Preliminary results show that the industrial scale nanocellulose electrode achieves a 70% reduction in carbon emissions compared to commercial Ag/AgCl alternatives. The bio-based alternative also demonstrates significant improvement across the Resource Use and Human Toxicity categories. The scaled-up model indicates a 90% reduction in carbon emissions compared to the laboratory scale, primarily due to the prospective optimization of the energy-intensive film-drying process.

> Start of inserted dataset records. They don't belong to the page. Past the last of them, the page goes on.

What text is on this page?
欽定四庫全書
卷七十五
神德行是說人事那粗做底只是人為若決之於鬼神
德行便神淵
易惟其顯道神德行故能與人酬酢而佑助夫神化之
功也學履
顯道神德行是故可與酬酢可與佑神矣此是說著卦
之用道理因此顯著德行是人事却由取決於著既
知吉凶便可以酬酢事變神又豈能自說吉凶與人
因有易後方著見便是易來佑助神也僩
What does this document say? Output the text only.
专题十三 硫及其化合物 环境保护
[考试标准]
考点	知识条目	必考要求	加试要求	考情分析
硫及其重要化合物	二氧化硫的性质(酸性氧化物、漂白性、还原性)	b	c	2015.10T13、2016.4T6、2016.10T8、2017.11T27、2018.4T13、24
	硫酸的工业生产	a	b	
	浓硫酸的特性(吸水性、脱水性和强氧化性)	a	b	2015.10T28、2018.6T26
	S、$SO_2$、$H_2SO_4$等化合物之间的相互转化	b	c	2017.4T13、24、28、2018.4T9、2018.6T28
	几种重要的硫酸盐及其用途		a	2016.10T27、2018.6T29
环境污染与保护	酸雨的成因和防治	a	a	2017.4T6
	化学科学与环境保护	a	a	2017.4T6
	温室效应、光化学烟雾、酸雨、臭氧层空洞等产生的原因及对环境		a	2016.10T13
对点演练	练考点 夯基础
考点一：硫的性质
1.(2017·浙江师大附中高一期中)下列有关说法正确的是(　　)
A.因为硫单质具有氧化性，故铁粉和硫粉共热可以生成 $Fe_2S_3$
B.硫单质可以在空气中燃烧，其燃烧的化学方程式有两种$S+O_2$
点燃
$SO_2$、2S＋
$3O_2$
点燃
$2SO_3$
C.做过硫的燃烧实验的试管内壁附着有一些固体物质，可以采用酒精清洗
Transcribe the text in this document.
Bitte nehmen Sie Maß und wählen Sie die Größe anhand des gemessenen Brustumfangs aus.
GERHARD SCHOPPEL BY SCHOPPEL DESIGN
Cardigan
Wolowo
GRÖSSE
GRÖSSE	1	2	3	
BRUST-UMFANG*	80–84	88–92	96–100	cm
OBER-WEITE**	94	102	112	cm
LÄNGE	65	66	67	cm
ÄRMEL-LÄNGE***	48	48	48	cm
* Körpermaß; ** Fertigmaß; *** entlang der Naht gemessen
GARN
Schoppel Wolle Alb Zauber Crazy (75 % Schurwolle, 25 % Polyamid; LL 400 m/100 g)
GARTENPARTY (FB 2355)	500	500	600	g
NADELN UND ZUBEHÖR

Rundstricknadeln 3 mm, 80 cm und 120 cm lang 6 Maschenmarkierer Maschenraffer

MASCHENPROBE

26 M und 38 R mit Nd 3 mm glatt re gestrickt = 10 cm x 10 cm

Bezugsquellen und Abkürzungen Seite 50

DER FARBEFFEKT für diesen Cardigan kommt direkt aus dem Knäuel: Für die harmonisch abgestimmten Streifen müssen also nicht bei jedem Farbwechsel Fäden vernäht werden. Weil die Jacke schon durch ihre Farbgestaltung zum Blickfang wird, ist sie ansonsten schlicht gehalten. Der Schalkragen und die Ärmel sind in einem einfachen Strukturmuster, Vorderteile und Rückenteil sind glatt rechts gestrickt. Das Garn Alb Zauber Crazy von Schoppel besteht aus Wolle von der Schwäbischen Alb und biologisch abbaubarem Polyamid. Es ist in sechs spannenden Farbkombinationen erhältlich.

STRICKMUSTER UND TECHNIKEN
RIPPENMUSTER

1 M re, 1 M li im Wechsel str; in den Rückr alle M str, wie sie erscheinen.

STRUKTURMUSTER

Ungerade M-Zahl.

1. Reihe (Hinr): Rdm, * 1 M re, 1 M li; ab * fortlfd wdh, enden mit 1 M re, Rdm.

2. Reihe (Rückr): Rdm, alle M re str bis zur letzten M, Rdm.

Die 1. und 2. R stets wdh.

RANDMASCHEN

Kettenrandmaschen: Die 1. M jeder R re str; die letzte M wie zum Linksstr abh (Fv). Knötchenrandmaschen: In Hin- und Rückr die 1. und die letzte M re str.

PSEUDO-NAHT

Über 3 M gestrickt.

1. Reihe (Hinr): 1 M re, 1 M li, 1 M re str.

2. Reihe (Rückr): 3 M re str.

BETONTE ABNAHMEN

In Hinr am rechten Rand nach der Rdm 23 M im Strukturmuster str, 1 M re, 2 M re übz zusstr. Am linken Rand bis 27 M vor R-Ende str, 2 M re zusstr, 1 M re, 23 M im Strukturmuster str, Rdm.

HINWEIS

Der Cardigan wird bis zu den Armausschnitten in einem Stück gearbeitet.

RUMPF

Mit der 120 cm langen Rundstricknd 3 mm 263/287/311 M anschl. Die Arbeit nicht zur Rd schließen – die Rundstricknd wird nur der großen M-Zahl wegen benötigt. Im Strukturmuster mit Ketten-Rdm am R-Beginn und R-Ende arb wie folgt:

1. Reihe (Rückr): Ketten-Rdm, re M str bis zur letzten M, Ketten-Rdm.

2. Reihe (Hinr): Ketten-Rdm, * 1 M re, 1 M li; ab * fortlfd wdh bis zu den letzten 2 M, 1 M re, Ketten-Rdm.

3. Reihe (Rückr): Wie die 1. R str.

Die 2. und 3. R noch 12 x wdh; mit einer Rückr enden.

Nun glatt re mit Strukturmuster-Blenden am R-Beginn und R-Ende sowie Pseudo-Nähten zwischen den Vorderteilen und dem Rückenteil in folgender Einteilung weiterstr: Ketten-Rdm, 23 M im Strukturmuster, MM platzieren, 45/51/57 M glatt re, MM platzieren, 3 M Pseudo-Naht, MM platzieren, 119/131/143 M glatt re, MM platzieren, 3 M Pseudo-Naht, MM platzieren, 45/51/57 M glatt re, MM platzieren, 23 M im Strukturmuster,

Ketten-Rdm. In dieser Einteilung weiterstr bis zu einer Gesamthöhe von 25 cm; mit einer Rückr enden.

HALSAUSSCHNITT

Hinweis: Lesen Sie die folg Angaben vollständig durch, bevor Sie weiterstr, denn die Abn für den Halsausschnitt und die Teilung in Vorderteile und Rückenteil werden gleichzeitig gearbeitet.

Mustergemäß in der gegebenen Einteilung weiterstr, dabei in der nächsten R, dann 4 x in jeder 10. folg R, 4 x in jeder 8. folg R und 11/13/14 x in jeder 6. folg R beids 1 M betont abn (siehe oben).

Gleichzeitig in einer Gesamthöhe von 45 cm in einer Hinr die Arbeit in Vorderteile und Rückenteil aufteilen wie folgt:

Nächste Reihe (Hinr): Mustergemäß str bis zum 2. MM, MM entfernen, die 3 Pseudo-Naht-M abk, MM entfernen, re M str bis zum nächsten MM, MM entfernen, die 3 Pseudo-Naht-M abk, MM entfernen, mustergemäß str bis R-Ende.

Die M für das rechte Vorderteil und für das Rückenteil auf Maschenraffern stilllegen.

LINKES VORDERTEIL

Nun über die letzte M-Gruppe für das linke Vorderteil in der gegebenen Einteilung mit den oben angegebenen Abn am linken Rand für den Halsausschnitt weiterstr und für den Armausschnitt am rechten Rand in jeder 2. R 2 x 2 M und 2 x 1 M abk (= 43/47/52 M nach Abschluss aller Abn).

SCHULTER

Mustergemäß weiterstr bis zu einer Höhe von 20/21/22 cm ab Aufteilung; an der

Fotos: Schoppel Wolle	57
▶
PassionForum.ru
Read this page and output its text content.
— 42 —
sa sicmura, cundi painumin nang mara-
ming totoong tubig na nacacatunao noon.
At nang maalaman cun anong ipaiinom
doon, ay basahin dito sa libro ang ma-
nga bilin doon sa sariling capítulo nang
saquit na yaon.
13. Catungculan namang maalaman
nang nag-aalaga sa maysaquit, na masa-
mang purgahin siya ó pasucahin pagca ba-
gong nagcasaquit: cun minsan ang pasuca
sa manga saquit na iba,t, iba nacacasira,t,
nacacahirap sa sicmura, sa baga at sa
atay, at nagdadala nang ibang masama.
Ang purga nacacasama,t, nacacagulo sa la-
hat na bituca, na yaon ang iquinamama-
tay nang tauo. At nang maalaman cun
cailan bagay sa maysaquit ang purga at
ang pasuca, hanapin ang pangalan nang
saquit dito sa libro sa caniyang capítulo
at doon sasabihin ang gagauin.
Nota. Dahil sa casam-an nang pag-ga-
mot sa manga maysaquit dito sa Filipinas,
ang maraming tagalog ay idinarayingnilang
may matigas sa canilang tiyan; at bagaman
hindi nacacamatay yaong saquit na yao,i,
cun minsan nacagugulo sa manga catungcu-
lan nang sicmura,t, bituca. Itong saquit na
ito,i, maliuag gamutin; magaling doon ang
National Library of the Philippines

This research demonstrates that engineering-based prospective scaling is important for mitigating the laboratory-scale bias that often discards emerging green technologies in LCA. By bridging the gap between laboratory and industry scale, this work quantifies the environmental benefits of bio-based electrodes across multiple impact categories. These findings showcase that nanocellulose is a key material for sustainable cardiac monitoring.